Sierpiński (a) carpet and (b) gasket at iteration $n=4$ and $n=6$, respectively. Black squares correspond to kept sites from underlying square (in case of SC) and triangular (SG) lattices. The summation regions included in real-space Chern number calculations are marked with A, B, C.

Figure 2

[(a), (d)] Density of states in the energy-flux plane, [(b), (e)] localization of the eigenstates, and [(c), (f)] edge-locality marker for the SC at iteration $n=4$ and the SG at iteration $n=6$, respectively. Darker regions are related to smaller density.

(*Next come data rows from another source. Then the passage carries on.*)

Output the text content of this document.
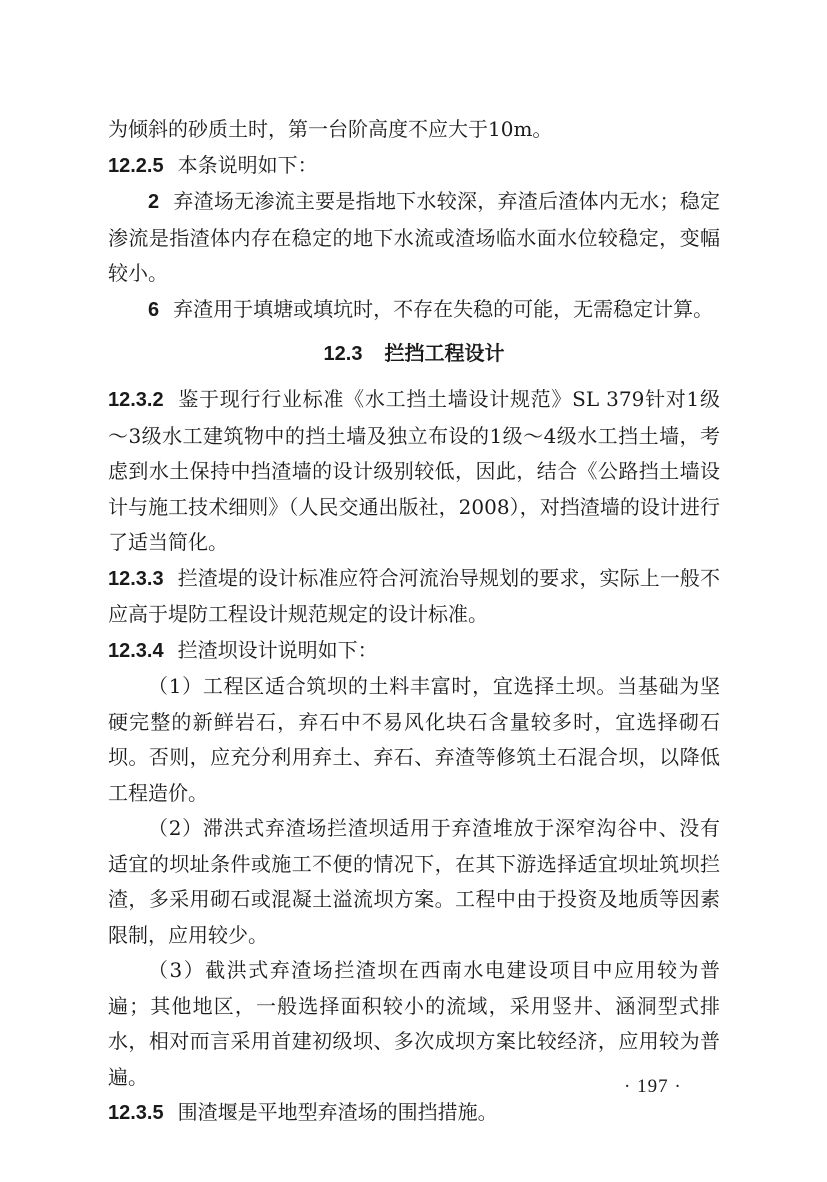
为倾斜的砂质土时，第一台阶高度不应大于10m。

12.2.5 本条说明如下：

2 弃渣场无渗流主要是指地下水较深，弃渣后渣体内无水；稳定渗流是指渣体内存在稳定的地下水流或渣场临水面水位较稳定，变幅较小。

6 弃渣用于填塘或填坑时，不存在失稳的可能，无需稳定计算。

12.3 拦挡工程设计

12.3.2 鉴于现行行业标准《水工挡土墙设计规范》SL 379针对1级～3级水工建筑物中的挡土墙及独立布设的1级～4级水工挡土墙，考虑到水土保持中挡渣墙的设计级别较低，因此，结合《公路挡土墙设计与施工技术细则》（人民交通出版社，2008），对挡渣墙的设计进行了适当简化。

12.3.3 拦渣堤的设计标准应符合河流治导规划的要求，实际上一般不应高于堤防工程设计规范规定的设计标准。

12.3.4 拦渣坝设计说明如下：

（1）工程区适合筑坝的土料丰富时，宜选择土坝。当基础为坚硬完整的新鲜岩石，弃石中不易风化块石含量较多时，宜选择砌石坝。否则，应充分利用弃土、弃石、弃渣等修筑土石混合坝，以降低工程造价。

（2）滞洪式弃渣场拦渣坝适用于弃渣堆放于深窄沟谷中、没有适宜的坝址条件或施工不便的情况下，在其下游选择适宜坝址筑坝拦渣，多采用砌石或混凝土溢流坝方案。工程中由于投资及地质等因素限制，应用较少。

（3）截洪式弃渣场拦渣坝在西南水电建设项目中应用较为普遍；其他地区，一般选择面积较小的流域，采用竖井、涵洞型式排水，相对而言采用首建初级坝、多次成坝方案比较经济，应用较为普遍。

12.3.5 围渣堰是平地型弃渣场的围挡措施。

· 197 ·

Energy spectra reveal two gaps at $E=0$ for SC and numerous gaps in the case of SG. Electronic densities presented in (b) and (e) correspond to the time-reversal symmetric point ($\alpha =1/2$) indicated by a framed part of the spectrum. The color scale corresponds to the square modulus $|{\psi }_i{|}^2$ of the wave function normalized by its maximum value. (c) and (f) show how the ${\mathcal{B}}_{\lambda ,l}$ marker changes between consecutive eigenstates at fixed flux. Low DOS regions are associated with largely varying localization properties of the eigenstates.

Figure 3

[(a), (e)] Density of states, [(b), (f)] scaling exponent $\nu$ of the DOS with system size as a function of $E$, [(c), (g)] the Chern number as a function of $E$, and [(d), (h)] variance of level spacings in the energy-disorder plane at fixed flux $\alpha =1/4$ for the SC and the SG, respectively. Gray rectangles are drawn to guide the eye. We identify spectral gaps to be topologically trivial for both lattices. Regions with quantized values of the Chern number close to 1 are separated by a delocalized state from the Anderson insulator limit, as is the case for quantum Hall states [blue arrows in (d), (h)]. In contrast, a direct transition to a fully localized phase is observed for states carrying trivial Chern number as a function of $W$ [white arrows in (d), (h)]. States with $\mathcal{C}\ne 0$ are characterized by a DOS scaling exponent $\nu$ smaller than $d_{\mathrm{H}}$ in (b). A deviation from that behavior is caused by singular peaks of the DOS.

Figure 4

Distribution of IPR for SC at (a) $\alpha =0$ and (b) $\alpha =0.02$. Inset: A close-up of carpet with internal edges of different hierarchies indicated by distinct colors.

Figure 5

Statistics of IPR for SG at (a) $\alpha =0$ and (b) $\alpha =0.02$. Inset: A close-up of gasket with highlighted edges of different hierarchies.

Figure 6

Real-space Chern number calculations in the case of SC as a function of the half of the diagonal of a rectangular patch $R$ for two Fermi levels $E_F=-1.2$ and $E_F=-1.0$ at fixed flux $\alpha =1/4$. For energy regions with large DOS, in which we dominantly observe nonquantized $\mathcal{C}$, the value of $\mathcal{C}$ depends sensitivity on the size and shape of the summation region. For spectral regions exhibiting stable plateaus with quantized $\mathcal{C}$, this quantization is observed for a large range of patch sizes. $R=9.9$ corresponds to the size of the patch shown in Fig. 1.

Figure 7

(a) Energy levels for $n=3$ carpet in the absence of disorder and phase diagram at $\alpha =1/4$. (b)–(j) Distribution of the level spacings. Histograms are related to the spacings around [(h), (i), (j)] $\epsilon =-2.5$, [(e), (f), (g)] to $\epsilon =-1.5$, and [(b), (c), (d)] to $\epsilon =0$. Calculations were performed for three disorder strengths $W=1$ [(b), (e), (h)], $W=3$ [(c), (f), (i)], and $W=5$ [(d), (g), (j)].

Figure 8

(a) Energy levels for clean $n=5$ gasket together with phase diagram at $\alpha =1/4$. (b)–(j) Distribution of the level spacings. Histograms are related to the spacings around [(h), (i), (j)] $\epsilon =-2.5$, [(e), (f), (g)] $\epsilon =-1.5$, and [(b), (c), (d)] $\epsilon =0$. Calculations were performed for three disorder strengths $W=1$ [(b), (e), (h)], $W=3$ [(c), (f), (i)], and $W=5$ [(d), (g), (j)].

Figure 9

Variance of the level spacings for a [(a), (b), (c)] square lattice and [(d), (e), (f)] Sierpiński carpet at [(a), (d)] $W=1$, [(b), (e)] $W=3$, and [(c), (f)] $W=5$ in the energy-flux plane.

Figure 10

Variance of the level spacings for [(a), (b), (c)] triangular lattice and [(d), (e), (f)] Sierpiński gasket at [(a), (d)] $W=1$, [(b), (e)] $W=3$, and [(c), (f)] $W=5$ in the energy-flux plane.